The two students then reached out to the school’s Board of Governors to talk about the negative reactions, but communications between the Board and the paper became difficult when school administrators shut down “The Columns” email account, Buckland said.
Additionally, the newspaper’s faculty advisor, Michael Kelley, said he was terminated from a three year contract as a temporary professor at FSU. Wilson and Buckland fear this might be related to their controversial articles.
“I think that ironically, the internet was supposed to make censorship obsolete,” LoMonte continued, “It was supposed to liberate everybody from government censorship and, in fact, at the college and high school level it’s probably made censorship worse because the institutions are now terrified that those newspapers are gonna have indefinite life online.”
While a certain amount of oversight at high school newspapers might be understandable (the staff is under 18 and could need extra guidance), college papers are generally expected to have editorial independence and the same basic rights as professional news outlets.
“Stuff that they were okay with when it was a print newspaper seen by 500 people that went in the garbage the next day, they’re petrified by today,” LoMonte continued.
And the issue of free speech on campuses has only been growing in the national spotlight, largely in relation to topics that might be deemed triggering or offensive. Like when a group of Wesleyan students petitioned to defund the student newspaper unless it instituted a thorough diversity initiative; or when the rugby team at Mary Washington University was suspended over chanting about “fuck[ing] a whore,”; or when a faculty member at Yale argued that students should be allowed to wear offensive costumes; or when a Wheaton College (Illinois) board recommended that a professor be fired for suggesting that Islam and Christianity shared the same god.

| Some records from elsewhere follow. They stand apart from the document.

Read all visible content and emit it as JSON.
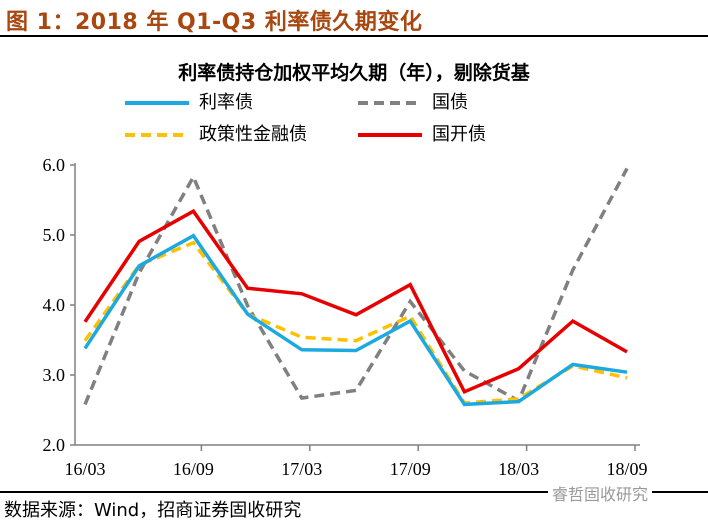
{
  "figure_title": "图 1：2018 年 Q1-Q3 利率债久期变化",
  "source": "数据来源：Wind，招商证券固收研究",
  "watermark": "睿哲固收研究",
  "chart_data": {
    "type": "line",
    "title": "利率债持仓加权平均久期（年），剔除货基",
    "x": [
      "16/03",
      "16/06",
      "16/09",
      "16/12",
      "17/03",
      "17/06",
      "17/09",
      "17/12",
      "18/03",
      "18/06",
      "18/09"
    ],
    "x_tick_labels": [
      "16/03",
      "16/09",
      "17/03",
      "17/09",
      "18/03",
      "18/09"
    ],
    "y_tick_labels": [
      "2.0",
      "3.0",
      "4.0",
      "5.0",
      "6.0"
    ],
    "ylim": [
      2.0,
      6.0
    ],
    "grid": false,
    "legend": "top",
    "series": [
      {
        "name": "利率债",
        "color": "#1CA9E0",
        "dash": false,
        "values": [
          3.38,
          4.56,
          4.99,
          3.87,
          3.36,
          3.35,
          3.77,
          2.58,
          2.62,
          3.15,
          3.04
        ]
      },
      {
        "name": "国债",
        "color": "#808080",
        "dash": true,
        "values": [
          2.58,
          4.46,
          5.83,
          3.99,
          2.67,
          2.78,
          4.05,
          3.06,
          2.63,
          4.5,
          5.95
        ]
      },
      {
        "name": "政策性金融债",
        "color": "#FFC000",
        "dash": true,
        "values": [
          3.49,
          4.57,
          4.89,
          3.87,
          3.54,
          3.49,
          3.84,
          2.6,
          2.66,
          3.13,
          2.96
        ]
      },
      {
        "name": "国开债",
        "color": "#E60000",
        "dash": false,
        "values": [
          3.76,
          4.91,
          5.34,
          4.24,
          4.16,
          3.86,
          4.29,
          2.76,
          3.09,
          3.77,
          3.33
        ]
      }
    ]
  }
}
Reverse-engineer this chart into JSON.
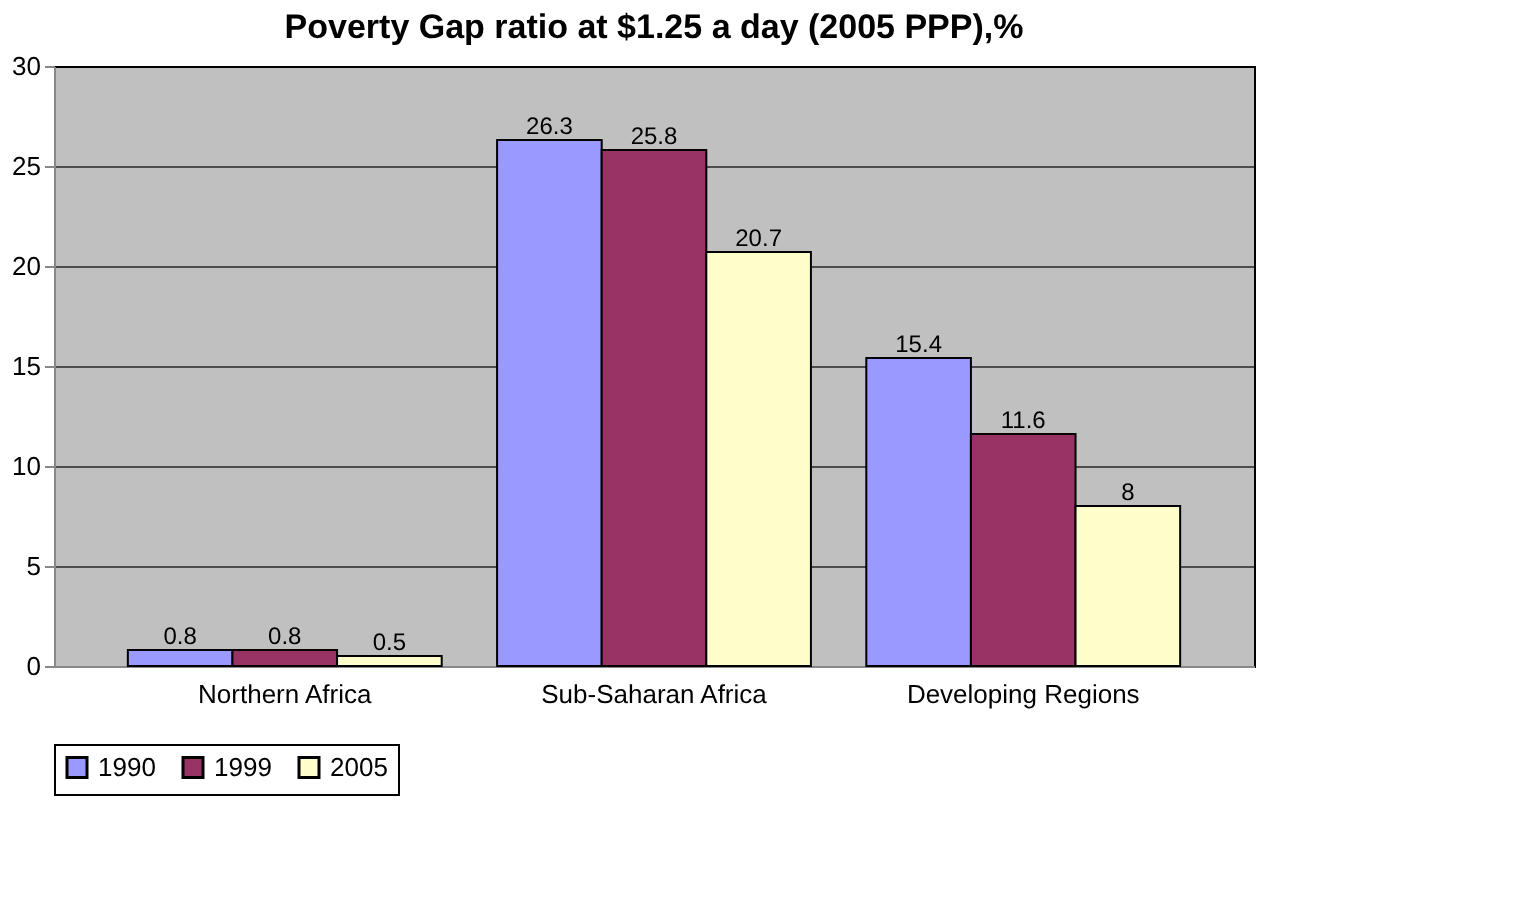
{
  "chart_data": {
    "type": "bar",
    "title": "Poverty Gap ratio at $1.25 a day (2005 PPP),%",
    "categories": [
      "Northern Africa",
      "Sub-Saharan Africa",
      "Developing Regions"
    ],
    "series": [
      {
        "name": "1990",
        "color": "#9999ff",
        "values": [
          0.8,
          26.3,
          15.4
        ]
      },
      {
        "name": "1999",
        "color": "#993366",
        "values": [
          0.8,
          25.8,
          11.6
        ]
      },
      {
        "name": "2005",
        "color": "#ffffcc",
        "values": [
          0.5,
          20.7,
          8
        ]
      }
    ],
    "ylim": [
      0,
      30
    ],
    "yticks": [
      0,
      5,
      10,
      15,
      20,
      25,
      30
    ],
    "grid": "y",
    "legend": "bottom",
    "data_labels": true
  }
}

A recent Gallup survey found that a good portion of college students feel that the prevailing ideology on campus might prevent them from speaking their mind: While 78 percent of college students said that colleges should expose students to all sorts of speech instead of limiting it to “the furtherance of a positive learning environment,” 54 percent of students reportedly felt that campus culture might prevent some people from speaking openly because others might find it offensive. The survey also noted that most students thought they were able to distinguish between speech that is intentionally offensive from speech that earnestly represents a controversial view.